Automatic polarographic elucidation of electrode

After validation, the previously described expert system has been employed in the investigation of reduction mechanisms of two metallomacrocylic compounds that have not been electrochemically studied before: a nickel salen derivative and a binapthyl-uranyl salen crown ether. The system has found that on a mercury electrode in DMSO, under experimental conditions (concentration in the range of 5 × 10−4 −2 × 10−3 M, time scale corresponding to scan rates 0.15–8.0 V s−1) the nickel salen derivative undergoes a reversible electron transfer followed by a fast, reversible chemical reaction. Additional experiments performed outside the expert system suggest that another very slow chemical step takes place, either subsequent or parallel, resulting in a product accumulated on the electrode surface. In the chemical processes most probably traces of water, oxygen or other impurities are involved.
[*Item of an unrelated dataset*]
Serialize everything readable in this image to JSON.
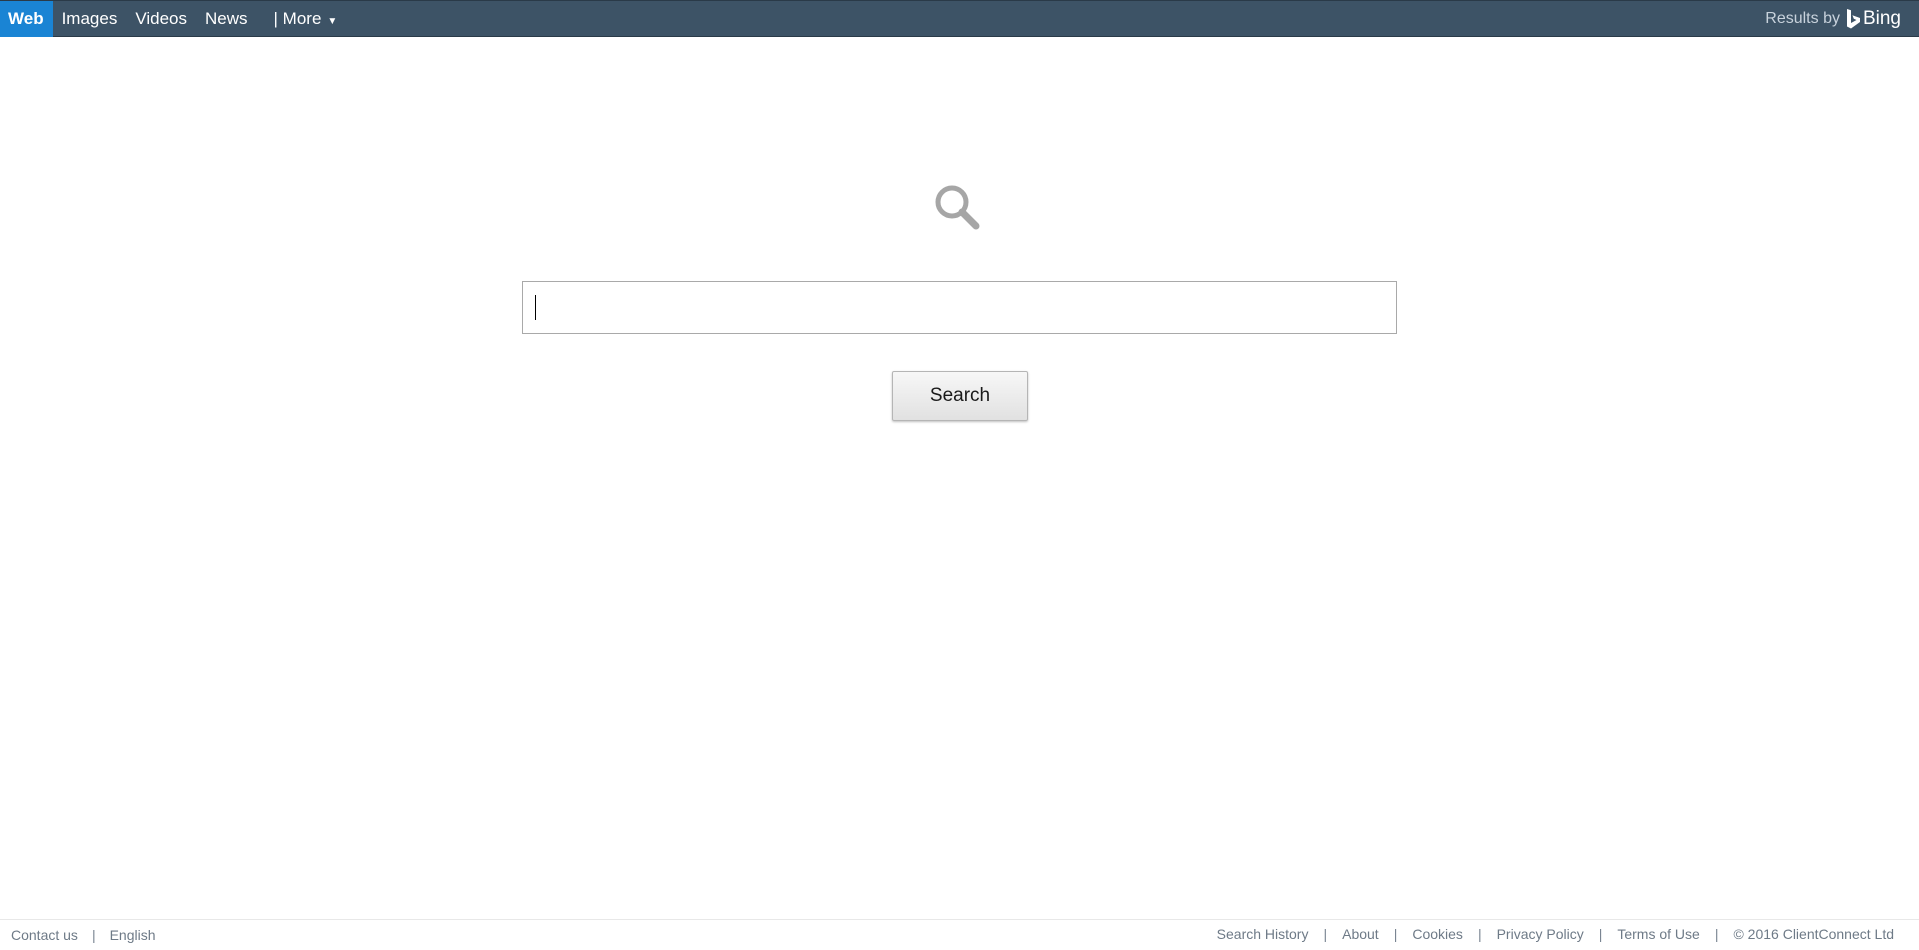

For binapthyl-uranyl salen crown ether the elucidated mechanism is a fast, reversible electron transfer followed by a weak adsorption of the reduction product (studied concentration range 2 × 10−4 −2 × 10−3 M, time scale corresponding to scan rate 0.11–5.0 V s−1. In both cases the expert system provided results which supported a single hypothesis about the mechanism much more than all others, giving a clear, unambiguous conclusion. The full elucidation cycle took approximately one working day.